Phosphoproteomics reveals the apoptotic regulation of aspirin in the placenta of preeclampsia-like mice.

Preeclampsia (PE) is a severe gestational complication, and dysfunctional placenta plays an essential role in PE pathogenesis. Although low-dose aspirin is currently the most promising prophylactic drug for PE prevention, the exact mechanism of aspirin remains unclear. A previous study reported that treatment with low-dose aspirin could ameliorate PE-like symptoms in lipopolysaccharide (LPS)-induced PE-like mouse model. This study aimed to uncover the potential mechanism of aspirin action in PE through quantitative phosphoproteomics comparison. We established the following four groups: a control (CTRL) group, an LPS-treated (L) group, an LPS + aspirin co-treatment (LA) group, and an aspirin-treated (A) group. A total of 4350 phosphosites and 4170 phosphopeptides from 1866 phosphoproteins were identified in the placenta on embryonic day 13.5. Among the significantly altered phosphoproteins identified, apoptosis-related pathways were significantly regulated in both the L group CTRL group and the LA group L group comparisons.

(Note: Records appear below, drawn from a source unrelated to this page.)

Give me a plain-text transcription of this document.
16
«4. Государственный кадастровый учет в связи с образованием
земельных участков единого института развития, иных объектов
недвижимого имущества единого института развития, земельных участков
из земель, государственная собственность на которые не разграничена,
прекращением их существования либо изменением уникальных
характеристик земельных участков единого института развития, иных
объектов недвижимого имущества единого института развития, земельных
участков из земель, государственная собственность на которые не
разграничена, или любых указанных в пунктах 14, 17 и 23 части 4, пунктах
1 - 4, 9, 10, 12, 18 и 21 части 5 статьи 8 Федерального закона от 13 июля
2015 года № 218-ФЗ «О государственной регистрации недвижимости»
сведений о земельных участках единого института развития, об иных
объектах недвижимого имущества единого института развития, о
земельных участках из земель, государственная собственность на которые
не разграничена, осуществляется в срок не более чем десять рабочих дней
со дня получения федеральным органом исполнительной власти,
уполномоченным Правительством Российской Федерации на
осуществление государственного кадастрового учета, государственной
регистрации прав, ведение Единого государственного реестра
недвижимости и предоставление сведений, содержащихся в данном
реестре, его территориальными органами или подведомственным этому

We demonstrated that apoptosis was increased in the placenta of PE-like mice and was inhibited in the LA group by quantify the apoptosis-positive cells and the protein levels of cleaved caspase 3, 8, and 9. Moreover, the phosphorylation of HSP90β (S254) and GSK3β (Y216) may be a crucial factor in the aspirin-mediated regulation of apoptosis according to protein-protein interaction analysis. This study revealed that apoptosis regulation is a mechanism of aspirin action in PE, particularly in women with over-activated inflammation. The phosphorylation of HSP90β (S254) and GSK3β (Y216) could be the key intervention targets.